Évidemment, la première levée d’écorce se faisant au vingt-cinquième anniversaire de l’arbre et ensuite tous les neuf ans, les incendies de forêt induisent un ralentissement de la production de cette matière première, mais pas son arrêt total et définitif. Il en va tout autrement d’une essence introduite dans le pays à des fins purement commerciales et spéculatives. A savoir, l’eucalyptus, espèce non autochtone totalement inadaptée au climat de la Péninsule Ibérique, notamment du Portugal au climat méditerranéen avec influence atlantique. Devenu cinquième pays au monde en nombre d’hectares exploités et premier en termes de rapport des plantations à la superficie du pays, le Portugal a quasiment multiplié par dix sa surface de production depuis les années soixante, avec une croissance exponentielle à partir des années quatre-vingt. Aujourd’hui, les 10% du territoire national couverts d’eucalyptus à la fois très gourmands en eau et très inflammables, sont bel et bien impliqués dans la propagation des feux de forêts.

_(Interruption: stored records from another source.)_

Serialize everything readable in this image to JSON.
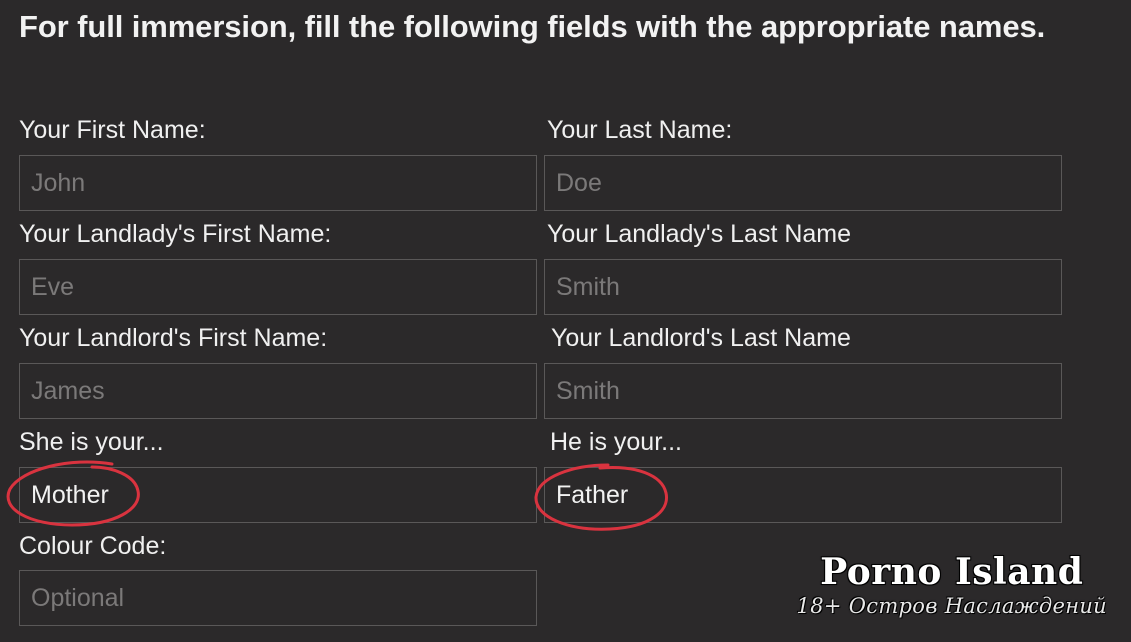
{
  "header": {
    "title": "For full immersion, fill the following fields with the appropriate names."
  },
  "form": {
    "first_name": {
      "label": "Your First Name:",
      "placeholder": "John",
      "value": ""
    },
    "last_name": {
      "label": "Your Last Name:",
      "placeholder": "Doe",
      "value": ""
    },
    "landlady_first": {
      "label": "Your Landlady's First Name:",
      "placeholder": "Eve",
      "value": ""
    },
    "landlady_last": {
      "label": "Your Landlady's Last Name",
      "placeholder": "Smith",
      "value": ""
    },
    "landlord_first": {
      "label": "Your Landlord's First Name:",
      "placeholder": "James",
      "value": ""
    },
    "landlord_last": {
      "label": "Your Landlord's Last Name",
      "placeholder": "Smith",
      "value": ""
    },
    "she_is": {
      "label": "She is your...",
      "value": "Mother"
    },
    "he_is": {
      "label": "He is your...",
      "value": "Father"
    },
    "colour_code": {
      "label": "Colour Code:",
      "placeholder": "Optional",
      "value": ""
    }
  },
  "annotations": {
    "circle_color": "#d9333f"
  },
  "watermark": {
    "title": "Porno Island",
    "subtitle": "18+ Остров Наслаждений"
  }
}
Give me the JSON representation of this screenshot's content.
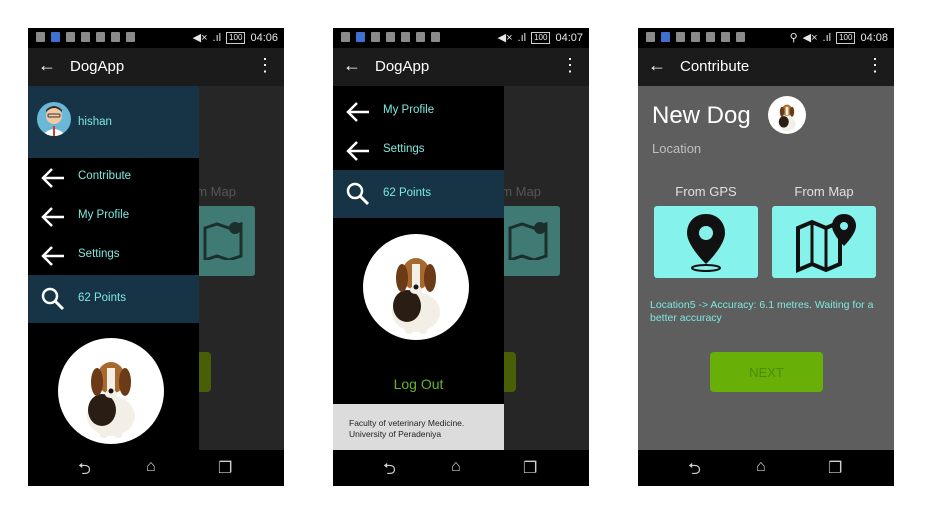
{
  "app": {
    "title": "DogApp"
  },
  "screens": [
    {
      "status": {
        "time": "04:06",
        "battery": "100"
      },
      "appbar_title": "DogApp",
      "user": {
        "name": "hishan"
      },
      "drawer_items": [
        {
          "label": "Contribute",
          "icon": "back-arrow-icon"
        },
        {
          "label": "My Profile",
          "icon": "back-arrow-icon"
        },
        {
          "label": "Settings",
          "icon": "back-arrow-icon"
        },
        {
          "label": "62 Points",
          "icon": "search-icon"
        }
      ],
      "background_label": "om Map"
    },
    {
      "status": {
        "time": "04:07",
        "battery": "100"
      },
      "appbar_title": "DogApp",
      "drawer_items": [
        {
          "label": "My Profile",
          "icon": "back-arrow-icon"
        },
        {
          "label": "Settings",
          "icon": "back-arrow-icon"
        },
        {
          "label": "62 Points",
          "icon": "search-icon"
        }
      ],
      "logout_label": "Log Out",
      "footer": {
        "line1": "Faculty of veterinary Medicine.",
        "line2": "University of Peradeniya"
      },
      "background_label": "om Map"
    },
    {
      "status": {
        "time": "04:08",
        "battery": "100"
      },
      "appbar_title": "Contribute",
      "heading": "New Dog",
      "subheading": "Location",
      "gps_label": "From GPS",
      "map_label": "From Map",
      "info_text": "Location5 -> Accuracy: 6.1 metres. Waiting for a better accuracy",
      "next_label": "NEXT"
    }
  ],
  "colors": {
    "accent": "#7de8e0",
    "highlight": "#163446",
    "tile": "#86f2ec",
    "next": "#68b008"
  }
}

Contrairement au chêne-liège, qui fait le gros dos et se régénère en deux ans à l’issue de l’incendie, l’eucalyptus capable selon certains spécialistes de s’embraser spontanément par très fortes chaleurs, profite des incendies pour se disséminer sur les territoires voisins. Sa grande capacité de régénération se combine toujours, après un sinistre, à une phase de forte diffusion. Or, grand destructeur de la biodiversité, l’eucalyptus conquiert ainsi des espaces qu’il ne partage pas et rend ainsi encore plus vulnérables. Exploitées pour la fabrication de cellulose, et soutenues par un puissant lobby, les plantations d’eucalyptus ont encore de beaux jours devant elles, même si le gouvernement commence à évoquer une nécessaire  « déseucalyptusation » des terres au profit de cultures plus traditionnelles.

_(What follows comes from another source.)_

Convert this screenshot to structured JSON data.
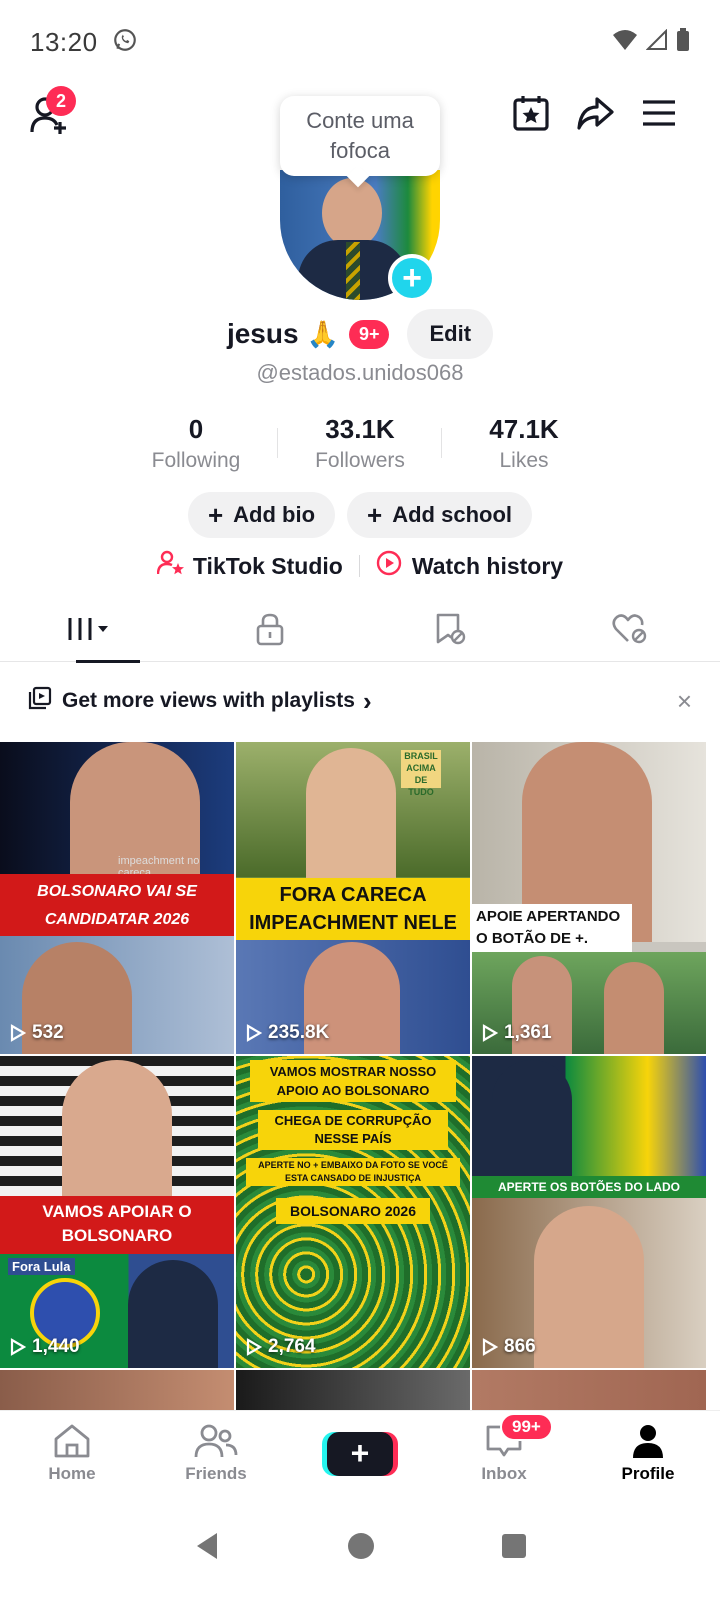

L’un des problèmes auxquels se heurte la puissance publique est le faible pourcentage de l’espace forestier lui appartenant. A savoir 15%, réparties en 3% pour l’État et 12% pour les collectivités locales, contre en France 25%, réparties en 9% pour l’État et 16% pour les collectivités locales. S’ajoute à cela l’influence du lobby de l’industrie de la cellulose : les réformes à mener s’avèrent particulièrement ardues eu égard au rapport de force en défaveur de la puissance publique. Cependant, des leviers existent bien pour faire évoluer la situation, notamment celui du « pollueur = payeur » pouvant se décliner en « incendiaire = payeur »…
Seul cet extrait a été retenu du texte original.